The westernmost Indian state of Gujarat is home to a number of stepwells. The Adalaj ki Vav, Modhera, Rani ki Vav and Dada Harir ki Vav are only a few. Although serving similar purposes, the stories behind their construction, their architectural styles and utility scales are all different.



The Adalaj ki Vav in Gujarat is set in a remote location away from the bustling city life


The Adalaj ki Vav, for instance, is one of the finest examples of Indo-Islamic architecture in India, fusing Hindu and Jain symbols with Islamic design patterns. On the other hand, the walls of Harir ki Vav have Sanskrit and Arabic scripts inscribed on them. While all of them mostly served as places of respite, the stepwell at Modhera Sun Temple also served as a platform for dance and cultural performances.




Like most stepwells, the well in this vav is located in the westernmost end of the property



These stepwells are gradually fetching the lost attention and importance with the Rani ki Vav (the Queen’s Stepwell) even being recognised as a UNESCO World Heritage site in 2014. This particular vav is divided into seven levels of stairs with sculptural, artistic panels with more than 500 principle sculptures and over a thousand minor ones combining religious, mythological and secular imagery, often referencing literary works.






Neemrana ki Baoli, Chand Baoli, Rani ji ki Baoli and Mahila Bagh Jhalra are some of the stepwells in this northern Indian state.

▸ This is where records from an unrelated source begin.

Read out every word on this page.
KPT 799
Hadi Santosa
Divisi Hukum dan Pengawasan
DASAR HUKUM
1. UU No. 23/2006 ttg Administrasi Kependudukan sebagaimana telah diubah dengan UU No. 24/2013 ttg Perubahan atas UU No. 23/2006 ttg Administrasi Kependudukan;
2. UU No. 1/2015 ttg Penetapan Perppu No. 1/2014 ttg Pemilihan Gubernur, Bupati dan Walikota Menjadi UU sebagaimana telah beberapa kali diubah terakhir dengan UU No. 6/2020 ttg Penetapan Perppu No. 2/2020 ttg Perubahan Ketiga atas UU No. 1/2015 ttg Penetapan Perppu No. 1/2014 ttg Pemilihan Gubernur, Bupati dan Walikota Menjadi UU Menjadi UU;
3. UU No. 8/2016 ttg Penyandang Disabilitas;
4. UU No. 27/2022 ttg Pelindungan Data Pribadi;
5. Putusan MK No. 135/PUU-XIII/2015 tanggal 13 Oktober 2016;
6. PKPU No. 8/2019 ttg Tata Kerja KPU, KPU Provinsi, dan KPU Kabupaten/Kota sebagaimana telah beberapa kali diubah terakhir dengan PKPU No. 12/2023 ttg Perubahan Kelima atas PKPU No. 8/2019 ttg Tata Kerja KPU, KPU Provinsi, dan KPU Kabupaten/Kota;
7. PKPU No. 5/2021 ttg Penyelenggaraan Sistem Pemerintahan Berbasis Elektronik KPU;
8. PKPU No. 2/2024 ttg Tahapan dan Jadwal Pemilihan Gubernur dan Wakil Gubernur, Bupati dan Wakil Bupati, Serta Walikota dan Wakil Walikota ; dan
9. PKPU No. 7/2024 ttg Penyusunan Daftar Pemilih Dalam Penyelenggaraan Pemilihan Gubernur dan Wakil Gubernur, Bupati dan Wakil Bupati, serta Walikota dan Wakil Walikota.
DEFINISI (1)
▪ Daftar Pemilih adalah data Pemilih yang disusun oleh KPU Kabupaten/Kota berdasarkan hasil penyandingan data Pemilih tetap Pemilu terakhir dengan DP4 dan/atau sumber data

While some like the Neemrana ki Baoli remain lesser explored and now dilapidated, the Chand Baoli has already risen to international fame.



The Chand Baoli has a geometric design that is rarely found in architecture

The Chand Baoli or Baori was the location for Bruce Wayne aka Christian Bale’s prison escape in ‘The Dark Knight Rises’. The baoli is one of the largest stepwells in the world with 3,500 narrow steps, arranged in perfect symmetry, leading the way to the bottom. About 64 feet deep, it is India’s largest and deepest stepwell with 13 floors. It was built in the 9th century, majorly for water harvesting in the arid region.

Talking of the Rani ji ki Baoli, it is one of the more than 50 stepwells that dot the Bundi town and the Mahila Bagh Jhalra in the corners of the Jodhpur city remains forgotten.




One of the best preserved stepwells in India: Agrasen ki Baoli

The Chand Baoli isn’t the only one which has caught the eyes of film directors. The Agrasen ki Baoli, in the heart of the Indian capital, became a star with Bollywood blockbuster ‘PK’.  The baoli is one of the best preserved stepwells in Delhi and is protected by the Archaeological Survey of India (ASI). The baoli is four-level and 108-step deep. On its west corner, above the flight of stairs is a small mosque, which is now battered.

While the Rajaon ki Baoli and Gandhak ki Baoli are Delhi’s oldest surviving stepwells, the Red Fort Baoli and the Firoz Shah Kotla Baoli are other stepwells that tell of the capital’s history.


While there are stepwells in other parts of India too, these water monuments are found in maximum numbers in Rajasthan and Gujarat. Long ago, even Delhi housed over hundred baolis but unfortunately most of them succumbed to time and carelessness. Reminiscent of culture, history and tales of the past, these unique stepwells, amongst many more across India, await to be explored.